National Health Commission (NHC) Key Laboratory of Carcinogenesis, Department of Neurosurgery, Xiangya Hospital, Central South University, Changsha, Hunan, China.
National Clinical Research Center for Geriatric Disorders, Xiangya Hospital, Central South University, Changsha, Hunan, China.
Front Immunol. 2023 Dec 15;14:1294459. doi: 10.3389/fimmu.2023.1294459. eCollection 2023.
Disulfidptosis, a newly defined type of programmed cell death, has emerged as a significant regulatory process in the development and advancement of malignant tumors, such as lower-grade glioma (LGG). Nevertheless, the precise biological mechanisms behind disulfidptosis in LGG are yet to be revealed, considering the limited research conducted in this field.
We obtained LGG data from the TCGA and CGGA databases and performed comprehensive weighted co-expression network analysis, single-sample gene set enrichment analysis, and transcriptome differential expression analyses. We discovered nine genes associated with disulfidptosis by employing machine learning methods like Cox regression, LASSO regression, and SVM-RFE. These were later used to build a predictive model for patients with LGG. To confirm the expression level, functional role, and impact on disulfidptosis of ABI3, the pivotal gene of the model, validation experiments were carried out .
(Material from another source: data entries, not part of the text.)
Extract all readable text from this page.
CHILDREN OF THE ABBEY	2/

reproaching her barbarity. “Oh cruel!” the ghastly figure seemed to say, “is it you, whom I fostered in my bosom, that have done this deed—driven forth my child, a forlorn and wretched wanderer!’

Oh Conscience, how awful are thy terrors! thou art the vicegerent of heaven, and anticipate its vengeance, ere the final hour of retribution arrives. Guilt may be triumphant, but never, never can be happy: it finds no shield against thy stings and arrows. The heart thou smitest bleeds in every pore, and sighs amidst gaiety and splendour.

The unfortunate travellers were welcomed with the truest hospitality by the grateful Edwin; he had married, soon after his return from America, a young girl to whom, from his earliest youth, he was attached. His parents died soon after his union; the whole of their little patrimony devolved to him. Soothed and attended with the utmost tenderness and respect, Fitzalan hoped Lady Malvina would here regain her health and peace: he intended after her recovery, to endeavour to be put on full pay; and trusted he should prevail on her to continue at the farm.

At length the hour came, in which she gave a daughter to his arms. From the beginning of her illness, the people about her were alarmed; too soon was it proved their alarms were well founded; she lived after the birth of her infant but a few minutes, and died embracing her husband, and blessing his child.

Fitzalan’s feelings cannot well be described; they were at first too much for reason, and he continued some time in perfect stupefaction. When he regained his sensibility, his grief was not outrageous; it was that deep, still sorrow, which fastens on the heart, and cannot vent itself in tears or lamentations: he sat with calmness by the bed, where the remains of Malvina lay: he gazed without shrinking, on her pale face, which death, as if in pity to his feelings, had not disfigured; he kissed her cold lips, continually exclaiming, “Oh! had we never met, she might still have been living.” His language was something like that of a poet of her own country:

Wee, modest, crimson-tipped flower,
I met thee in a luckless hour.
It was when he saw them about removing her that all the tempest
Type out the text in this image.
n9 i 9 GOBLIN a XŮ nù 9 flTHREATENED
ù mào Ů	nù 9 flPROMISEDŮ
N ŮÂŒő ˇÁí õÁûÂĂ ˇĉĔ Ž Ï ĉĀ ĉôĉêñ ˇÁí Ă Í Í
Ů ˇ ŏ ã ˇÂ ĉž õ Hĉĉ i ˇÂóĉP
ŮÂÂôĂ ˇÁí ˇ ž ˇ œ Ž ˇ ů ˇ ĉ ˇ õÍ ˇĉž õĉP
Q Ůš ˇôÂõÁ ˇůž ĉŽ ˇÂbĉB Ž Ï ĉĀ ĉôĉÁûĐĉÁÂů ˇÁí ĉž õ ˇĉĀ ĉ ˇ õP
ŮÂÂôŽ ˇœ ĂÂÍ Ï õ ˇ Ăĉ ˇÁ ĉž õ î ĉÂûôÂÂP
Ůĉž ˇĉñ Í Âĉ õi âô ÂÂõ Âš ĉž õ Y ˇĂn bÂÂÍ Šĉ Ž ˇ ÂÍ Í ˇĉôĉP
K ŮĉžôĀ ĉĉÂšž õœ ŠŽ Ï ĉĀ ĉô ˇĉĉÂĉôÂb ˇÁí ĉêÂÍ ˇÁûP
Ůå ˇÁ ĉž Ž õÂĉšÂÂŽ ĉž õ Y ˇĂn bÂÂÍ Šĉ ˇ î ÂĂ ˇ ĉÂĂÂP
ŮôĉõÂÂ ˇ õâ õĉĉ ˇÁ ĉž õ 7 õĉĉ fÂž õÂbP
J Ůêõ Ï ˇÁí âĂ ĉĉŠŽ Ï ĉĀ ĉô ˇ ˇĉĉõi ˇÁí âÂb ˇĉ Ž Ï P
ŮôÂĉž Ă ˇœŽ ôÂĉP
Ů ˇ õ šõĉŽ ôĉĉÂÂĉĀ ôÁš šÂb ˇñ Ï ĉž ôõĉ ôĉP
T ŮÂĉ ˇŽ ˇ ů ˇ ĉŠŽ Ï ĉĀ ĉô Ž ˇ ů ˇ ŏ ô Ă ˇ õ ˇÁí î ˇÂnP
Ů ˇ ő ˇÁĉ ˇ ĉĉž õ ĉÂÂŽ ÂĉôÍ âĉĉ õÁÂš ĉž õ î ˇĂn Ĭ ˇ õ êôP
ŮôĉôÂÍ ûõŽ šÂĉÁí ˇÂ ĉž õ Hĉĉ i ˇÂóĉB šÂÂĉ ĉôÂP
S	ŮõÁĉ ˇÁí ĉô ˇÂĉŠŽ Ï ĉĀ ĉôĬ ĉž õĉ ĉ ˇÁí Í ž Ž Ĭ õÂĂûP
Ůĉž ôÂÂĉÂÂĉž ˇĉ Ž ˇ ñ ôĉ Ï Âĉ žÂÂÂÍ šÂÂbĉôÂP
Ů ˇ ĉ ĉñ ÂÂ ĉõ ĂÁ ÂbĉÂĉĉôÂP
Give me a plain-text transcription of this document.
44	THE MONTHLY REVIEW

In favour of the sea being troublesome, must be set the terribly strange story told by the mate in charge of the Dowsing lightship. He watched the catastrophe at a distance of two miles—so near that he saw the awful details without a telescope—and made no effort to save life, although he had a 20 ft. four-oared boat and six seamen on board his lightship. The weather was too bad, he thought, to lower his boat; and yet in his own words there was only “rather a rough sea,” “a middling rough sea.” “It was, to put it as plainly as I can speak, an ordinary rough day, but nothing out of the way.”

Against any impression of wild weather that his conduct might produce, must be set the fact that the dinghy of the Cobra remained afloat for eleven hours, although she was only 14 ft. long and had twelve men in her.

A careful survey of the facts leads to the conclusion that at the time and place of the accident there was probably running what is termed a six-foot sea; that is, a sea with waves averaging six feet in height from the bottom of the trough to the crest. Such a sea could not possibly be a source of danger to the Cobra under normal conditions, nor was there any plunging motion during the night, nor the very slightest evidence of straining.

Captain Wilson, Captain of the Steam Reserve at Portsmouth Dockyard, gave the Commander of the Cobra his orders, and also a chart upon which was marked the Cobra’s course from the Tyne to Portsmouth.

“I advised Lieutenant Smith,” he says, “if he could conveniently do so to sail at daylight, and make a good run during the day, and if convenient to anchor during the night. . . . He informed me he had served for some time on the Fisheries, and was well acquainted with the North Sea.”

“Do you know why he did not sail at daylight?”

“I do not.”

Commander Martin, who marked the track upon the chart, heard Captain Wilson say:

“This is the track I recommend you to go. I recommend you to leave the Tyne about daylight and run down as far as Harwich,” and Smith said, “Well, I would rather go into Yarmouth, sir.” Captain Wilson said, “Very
The developed prognostic model successfully categorized LGG patients into two distinct risk groups: high and low. There was a noticeable difference in the time the groups survived, which was statistically significant. The model's predictive accuracy was substantiated through two independent external validation cohorts. Additional evaluations of the immune microenvironment and the potential for immunotherapy indicated that this risk classification could function as a practical roadmap for LGG treatment using immune-based therapies. Cellular experiments demonstrated that suppressing the crucial ABI3 gene in the predictive model significantly reduced the migratory and invasive abilities of both SHG44 and U251 cell lines while also triggering cytoskeletal retraction and increased cell pseudopodia.
The research suggests that the prognostic pattern relying on genes linked to disulfidptosis can provide valuable insights into the clinical outcomes, tumor characteristics, and immune alterations in patients with LGG. This could pave the way for early interventions and suggests that ABI3 might be a potential therapeutic target for disulfidptosis.
细胞程序性坏死是一种新定义的细胞死亡类型,在低级别胶质瘤(LGG)等恶性肿瘤的发展和进展中,它已成为一种重要的调控过程。然而,由于该领域的研究有限,LGG 中细胞程序性坏死的确切生物学机制仍有待揭示。
我们从 TCGA 和 CGGA 数据库中获取 LGG 数据,并进行了综合加权共表达网络分析、单样本基因集富集分析和转录组差异表达分析。我们使用 Cox 回归、LASSO 回归和 SVM-RFE 等机器学习方法发现了 9 个与细胞程序性坏死相关的基因,并构建了预测 LGG 患者的模型。为了验证模型中关键基因 ABI3 的表达水平、功能作用和对细胞程序性坏死的影响,我们进行了验证实验。
所开发的预后模型成功地将 LGG 患者分为高风险和低风险两个不同的风险组。两组的生存时间存在明显差异,且具有统计学意义。该模型通过两个独立的外部验证队列得到了验证。对免疫微环境和免疫治疗潜力的进一步评估表明,这种风险分类可以作为 LGG 免疫治疗的实用治疗方案。细胞实验表明,在预测模型中抑制关键基因 ABI3 可显著降低 SHG44 和 U251 细胞系的迁移和侵袭能力,同时触发细胞骨架收缩和增加细胞伪足。
该研究表明,基于与细胞程序性坏死相关基因的预后模式可为 LGG 患者的临床结局、肿瘤特征和免疫改变提供有价值的见解。这可能为早期干预提供依据,并提示 ABI3 可能是细胞程序性坏死的潜在治疗靶点。